Mengutip Garrod (2016), untuk memastikan teknologi blockchain dan Bitcoin memberikan dasar bagi perkembangan manusia yang progresif, kita harus memastikan bahwa itu digunakan untuk mengamankan hak-hak sosial kita, sebagai lawan dari cara negara dengan melarikan diri ke ruang pribadi yang dimediasi secara digital.
Referensi:
Commons, J. R. (2009). Marx to-day: capitalism and socialism (1925). Journal of Institutional Economics, 5(1), 117.
Corderman, H. (2019). Would Karl Marx Support the Existence of Bitcoin?.
Garrod, J. Z. (2016). The real world of the decentralized autonomous society. tripleC: Communication, Capitalism & Critique. Open Access Journal for a Global Sustainable Information Society, 14(1), 62-77.
Global Future Council on Cryptocurrencies. (2020). Crypto, What Is It Good For? An Overview of Cryptocurrency Use Cases. World Economic Forum.
Huckle, S., & White, M. (2016). Socialism and the Blockchain. Future Internet, 8(4), 49.
Kosten, D. (2015). Bitcoin mission statement.
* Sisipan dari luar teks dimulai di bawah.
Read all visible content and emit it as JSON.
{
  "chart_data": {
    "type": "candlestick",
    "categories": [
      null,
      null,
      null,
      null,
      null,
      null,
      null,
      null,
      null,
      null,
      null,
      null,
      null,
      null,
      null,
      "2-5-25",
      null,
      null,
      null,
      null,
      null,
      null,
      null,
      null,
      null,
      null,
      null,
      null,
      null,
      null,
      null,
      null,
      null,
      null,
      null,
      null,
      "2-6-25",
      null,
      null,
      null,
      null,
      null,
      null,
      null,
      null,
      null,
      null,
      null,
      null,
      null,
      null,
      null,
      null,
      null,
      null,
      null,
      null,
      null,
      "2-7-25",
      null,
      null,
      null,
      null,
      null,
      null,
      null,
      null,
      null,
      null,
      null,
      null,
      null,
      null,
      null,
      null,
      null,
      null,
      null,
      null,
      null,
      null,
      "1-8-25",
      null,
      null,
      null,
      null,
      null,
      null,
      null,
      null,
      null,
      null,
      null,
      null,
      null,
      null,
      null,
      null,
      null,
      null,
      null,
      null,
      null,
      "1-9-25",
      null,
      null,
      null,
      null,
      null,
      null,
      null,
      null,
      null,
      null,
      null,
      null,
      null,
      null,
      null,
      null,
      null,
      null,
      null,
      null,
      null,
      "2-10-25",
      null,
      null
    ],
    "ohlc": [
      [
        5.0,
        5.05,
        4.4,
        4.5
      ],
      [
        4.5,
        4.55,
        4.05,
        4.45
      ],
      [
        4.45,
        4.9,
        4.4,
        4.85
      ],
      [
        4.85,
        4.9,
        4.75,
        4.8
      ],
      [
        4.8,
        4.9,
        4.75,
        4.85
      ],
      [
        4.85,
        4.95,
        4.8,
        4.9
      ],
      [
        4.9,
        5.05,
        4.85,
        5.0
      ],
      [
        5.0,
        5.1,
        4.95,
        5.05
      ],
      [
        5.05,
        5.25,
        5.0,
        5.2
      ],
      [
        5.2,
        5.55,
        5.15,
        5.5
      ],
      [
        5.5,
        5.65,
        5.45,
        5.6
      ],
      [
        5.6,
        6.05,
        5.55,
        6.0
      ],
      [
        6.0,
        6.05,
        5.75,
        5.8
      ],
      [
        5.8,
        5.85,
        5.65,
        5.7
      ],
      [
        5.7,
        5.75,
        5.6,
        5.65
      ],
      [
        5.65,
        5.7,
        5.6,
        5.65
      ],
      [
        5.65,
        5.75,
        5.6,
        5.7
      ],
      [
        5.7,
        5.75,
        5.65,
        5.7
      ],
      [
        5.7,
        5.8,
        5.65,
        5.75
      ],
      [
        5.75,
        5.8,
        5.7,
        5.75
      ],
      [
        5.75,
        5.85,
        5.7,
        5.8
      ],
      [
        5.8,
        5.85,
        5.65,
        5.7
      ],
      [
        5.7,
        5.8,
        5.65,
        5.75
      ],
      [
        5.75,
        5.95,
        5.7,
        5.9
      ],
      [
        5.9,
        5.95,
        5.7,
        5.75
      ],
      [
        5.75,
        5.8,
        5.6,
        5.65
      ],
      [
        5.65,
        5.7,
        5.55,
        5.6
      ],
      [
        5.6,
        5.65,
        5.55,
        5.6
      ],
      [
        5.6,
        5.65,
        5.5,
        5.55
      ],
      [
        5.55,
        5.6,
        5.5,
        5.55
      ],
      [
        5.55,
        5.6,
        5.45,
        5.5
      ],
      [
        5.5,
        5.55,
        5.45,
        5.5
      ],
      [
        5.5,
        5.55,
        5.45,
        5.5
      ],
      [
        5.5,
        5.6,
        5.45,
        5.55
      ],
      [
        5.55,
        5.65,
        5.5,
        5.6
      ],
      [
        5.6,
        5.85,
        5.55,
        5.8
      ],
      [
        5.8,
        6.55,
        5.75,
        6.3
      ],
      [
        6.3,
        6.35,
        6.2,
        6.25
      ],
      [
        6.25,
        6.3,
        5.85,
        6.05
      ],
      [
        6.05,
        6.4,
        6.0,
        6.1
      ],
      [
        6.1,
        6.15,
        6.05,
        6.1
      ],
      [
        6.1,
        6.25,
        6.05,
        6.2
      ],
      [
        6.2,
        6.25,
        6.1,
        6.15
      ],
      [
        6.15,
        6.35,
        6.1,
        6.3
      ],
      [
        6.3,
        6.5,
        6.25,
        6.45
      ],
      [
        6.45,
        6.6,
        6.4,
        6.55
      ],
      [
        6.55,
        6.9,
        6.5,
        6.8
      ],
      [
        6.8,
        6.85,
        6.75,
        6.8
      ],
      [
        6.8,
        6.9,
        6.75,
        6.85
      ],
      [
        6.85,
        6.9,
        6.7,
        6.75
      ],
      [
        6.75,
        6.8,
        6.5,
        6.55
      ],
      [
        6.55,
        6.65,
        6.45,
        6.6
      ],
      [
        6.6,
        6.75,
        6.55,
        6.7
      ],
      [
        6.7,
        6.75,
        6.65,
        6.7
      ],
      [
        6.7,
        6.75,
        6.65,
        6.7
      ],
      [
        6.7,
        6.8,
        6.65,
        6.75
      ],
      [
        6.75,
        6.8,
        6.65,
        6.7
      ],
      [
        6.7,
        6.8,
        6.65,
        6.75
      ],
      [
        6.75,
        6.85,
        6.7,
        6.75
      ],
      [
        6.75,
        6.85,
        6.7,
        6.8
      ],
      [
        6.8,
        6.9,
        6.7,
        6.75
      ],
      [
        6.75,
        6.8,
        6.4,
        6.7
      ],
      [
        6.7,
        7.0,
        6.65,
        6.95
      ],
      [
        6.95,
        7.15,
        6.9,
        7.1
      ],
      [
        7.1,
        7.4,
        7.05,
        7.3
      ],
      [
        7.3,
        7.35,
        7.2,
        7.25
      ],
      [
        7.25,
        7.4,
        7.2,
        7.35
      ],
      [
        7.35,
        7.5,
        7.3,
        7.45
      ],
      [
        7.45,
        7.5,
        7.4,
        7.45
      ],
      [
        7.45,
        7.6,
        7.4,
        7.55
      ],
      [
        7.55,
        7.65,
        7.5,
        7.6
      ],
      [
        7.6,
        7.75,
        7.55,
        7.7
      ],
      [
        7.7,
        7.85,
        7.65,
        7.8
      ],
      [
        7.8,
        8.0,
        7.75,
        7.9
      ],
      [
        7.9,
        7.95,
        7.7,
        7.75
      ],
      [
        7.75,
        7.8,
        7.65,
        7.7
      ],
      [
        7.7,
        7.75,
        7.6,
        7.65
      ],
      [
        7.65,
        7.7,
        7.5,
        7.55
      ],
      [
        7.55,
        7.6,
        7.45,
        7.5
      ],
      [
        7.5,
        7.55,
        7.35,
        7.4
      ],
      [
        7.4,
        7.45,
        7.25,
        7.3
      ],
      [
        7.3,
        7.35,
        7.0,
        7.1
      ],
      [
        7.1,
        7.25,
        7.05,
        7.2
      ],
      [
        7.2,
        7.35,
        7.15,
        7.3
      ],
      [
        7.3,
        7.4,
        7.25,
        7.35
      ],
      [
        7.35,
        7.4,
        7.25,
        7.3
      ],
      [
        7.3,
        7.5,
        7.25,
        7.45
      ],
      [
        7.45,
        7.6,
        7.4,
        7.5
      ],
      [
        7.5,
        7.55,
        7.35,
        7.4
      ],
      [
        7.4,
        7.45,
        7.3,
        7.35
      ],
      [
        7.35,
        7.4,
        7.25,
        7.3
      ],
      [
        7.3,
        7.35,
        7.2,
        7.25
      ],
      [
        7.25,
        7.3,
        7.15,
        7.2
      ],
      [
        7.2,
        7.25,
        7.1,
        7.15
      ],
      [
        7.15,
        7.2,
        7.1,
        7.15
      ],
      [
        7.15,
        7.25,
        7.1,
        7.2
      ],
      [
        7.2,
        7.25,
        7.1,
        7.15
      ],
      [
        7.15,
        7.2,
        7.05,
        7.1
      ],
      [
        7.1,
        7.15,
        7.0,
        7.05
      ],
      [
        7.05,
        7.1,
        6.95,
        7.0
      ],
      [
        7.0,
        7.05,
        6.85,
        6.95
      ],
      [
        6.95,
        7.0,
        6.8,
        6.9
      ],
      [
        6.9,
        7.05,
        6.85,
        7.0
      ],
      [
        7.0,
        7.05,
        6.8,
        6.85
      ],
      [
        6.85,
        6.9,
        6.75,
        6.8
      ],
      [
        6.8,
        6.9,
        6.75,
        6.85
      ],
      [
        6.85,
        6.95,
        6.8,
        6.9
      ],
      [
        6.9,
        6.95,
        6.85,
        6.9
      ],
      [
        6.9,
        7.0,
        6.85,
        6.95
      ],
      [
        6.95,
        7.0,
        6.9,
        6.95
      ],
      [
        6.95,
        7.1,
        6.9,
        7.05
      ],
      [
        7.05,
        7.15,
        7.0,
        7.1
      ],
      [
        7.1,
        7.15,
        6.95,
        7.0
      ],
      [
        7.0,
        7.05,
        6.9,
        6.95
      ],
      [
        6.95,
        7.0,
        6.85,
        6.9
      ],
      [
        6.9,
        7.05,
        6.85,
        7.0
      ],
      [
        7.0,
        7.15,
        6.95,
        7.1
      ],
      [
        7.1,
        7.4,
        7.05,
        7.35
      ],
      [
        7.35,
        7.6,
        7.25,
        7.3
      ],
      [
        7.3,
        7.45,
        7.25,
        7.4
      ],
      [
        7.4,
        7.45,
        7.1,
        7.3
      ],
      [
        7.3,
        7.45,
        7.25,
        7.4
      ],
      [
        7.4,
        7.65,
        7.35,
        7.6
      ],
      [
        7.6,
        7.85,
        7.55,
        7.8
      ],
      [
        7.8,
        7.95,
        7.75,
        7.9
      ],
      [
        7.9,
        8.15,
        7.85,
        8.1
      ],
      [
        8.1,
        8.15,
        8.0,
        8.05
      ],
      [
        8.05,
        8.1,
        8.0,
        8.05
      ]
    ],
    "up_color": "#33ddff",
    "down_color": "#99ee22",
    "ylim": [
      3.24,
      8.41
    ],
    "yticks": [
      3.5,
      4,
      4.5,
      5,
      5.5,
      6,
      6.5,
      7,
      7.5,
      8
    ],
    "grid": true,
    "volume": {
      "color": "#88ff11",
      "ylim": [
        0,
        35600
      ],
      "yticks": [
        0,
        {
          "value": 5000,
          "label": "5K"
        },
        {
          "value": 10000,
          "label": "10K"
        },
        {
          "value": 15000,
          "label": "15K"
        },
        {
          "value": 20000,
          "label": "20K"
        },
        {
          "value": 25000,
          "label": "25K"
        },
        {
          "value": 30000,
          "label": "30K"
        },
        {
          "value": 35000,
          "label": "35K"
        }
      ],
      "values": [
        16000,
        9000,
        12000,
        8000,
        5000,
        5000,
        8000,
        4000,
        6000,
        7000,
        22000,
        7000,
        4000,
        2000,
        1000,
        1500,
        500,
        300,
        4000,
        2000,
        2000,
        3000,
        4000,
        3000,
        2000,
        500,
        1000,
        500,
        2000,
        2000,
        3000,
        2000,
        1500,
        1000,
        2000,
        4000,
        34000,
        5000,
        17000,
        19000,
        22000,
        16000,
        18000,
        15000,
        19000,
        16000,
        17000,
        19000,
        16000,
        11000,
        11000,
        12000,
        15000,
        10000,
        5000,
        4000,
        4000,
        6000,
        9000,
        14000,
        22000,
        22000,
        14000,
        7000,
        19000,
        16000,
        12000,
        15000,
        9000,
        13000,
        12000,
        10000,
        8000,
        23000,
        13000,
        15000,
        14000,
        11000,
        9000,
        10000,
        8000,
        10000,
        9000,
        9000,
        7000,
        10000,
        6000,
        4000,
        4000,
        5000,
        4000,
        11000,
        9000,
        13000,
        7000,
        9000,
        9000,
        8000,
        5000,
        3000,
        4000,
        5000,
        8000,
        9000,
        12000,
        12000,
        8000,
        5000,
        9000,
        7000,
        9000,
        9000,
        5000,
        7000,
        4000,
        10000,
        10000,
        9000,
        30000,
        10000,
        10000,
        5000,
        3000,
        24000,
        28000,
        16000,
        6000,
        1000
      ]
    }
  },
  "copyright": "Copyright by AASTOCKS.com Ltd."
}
Or what does it mean sharing economy and distributed trust?. Or What Does It Mean Sharing Economy and Distributed Trust.
Marx, K., & Engels, F. (1848). The Communist Manifesto. Selected Works bu Karl Marx and Frederick Engels. Neu York: International Publishers, 1363.
Swartz, L. (2017). Blockchain dreams: Imagining techno-economic alternatives after Bitcoin. Another economy is possible: culture and economy in a time of crisis, 82-105.
Wahyu Susilo. (2010). Akar Krisis Ekonomi 2008 Disebabkan oleh Monopoli Keuangan dan Produksi (3-Selesai). Indoprogress. Diakses, 5 Maret 2021.
2 replies on “Blockchain, Cryptosocialism, dan Impian Marx”
Pemahaman ini seeprtinya harus melalui proses yang amat panjang, karena semangat sosialisme itu masih belum bisa dipahami oleh kebanyakan orang, apalagi mengenai criptososial yang saya rasa orang orang yang mendengar hal itu akan terlintas “keuntungan” digarda depan pemikiran mereka, hal ini akan sama seperti kapitalisme yang ujungnya untuk kemerdekaan finansial secara pribadi, dan pengerukan keuntungan sebesar besarnya.
Saya sendiri masih belum sepenuhnya mengerti karena di Indonesia sendiri masih terbilang sedikit yang memahami bitcoin, blokchain dst. Ditambah lagi perangkat yang dibutuhkan cukup mahal dan butuh daya listrik yang besar pula. Oleh karena itu saya masih gagal paham apakah criptososial tersebut memang untuk semua lapisan sosial yang tentunya akan sejalan dengan semangat sosialisme Marx yang utopis dari segmen pemahaman individu untuk kegiatan sosial-ekonomi?
Saya mengakui memang, kebanyakan argumen dan literatur soal sosialisme dalam konteks bitcoin tidak begitu signifikan sebagai semangat ideologi manusianya. Sosialisme yang dimaksud pada konteks Bitcoin cenderung hanya merujuk pada dasar sistem desentralisasi, harapannya memang “perlawanan” terhadap kepemilikan sistem fiat dunia bisa tergantikan dengan model blockchain di balik cryptocurrency. Meski begitu, masa sekarang perlu kita akui, Bitcoin masihlah melekat dan lebih dekat kepada semangat libertarian. Ada kebebasan individu yang lebih menonjol di sana, persoalan komoditi investasi menguntungkan bagi para investor crypto. Saya tidak yakin, kebanyakan mereka memikirkan secara mendalam prospek kriptososialisme saat ini.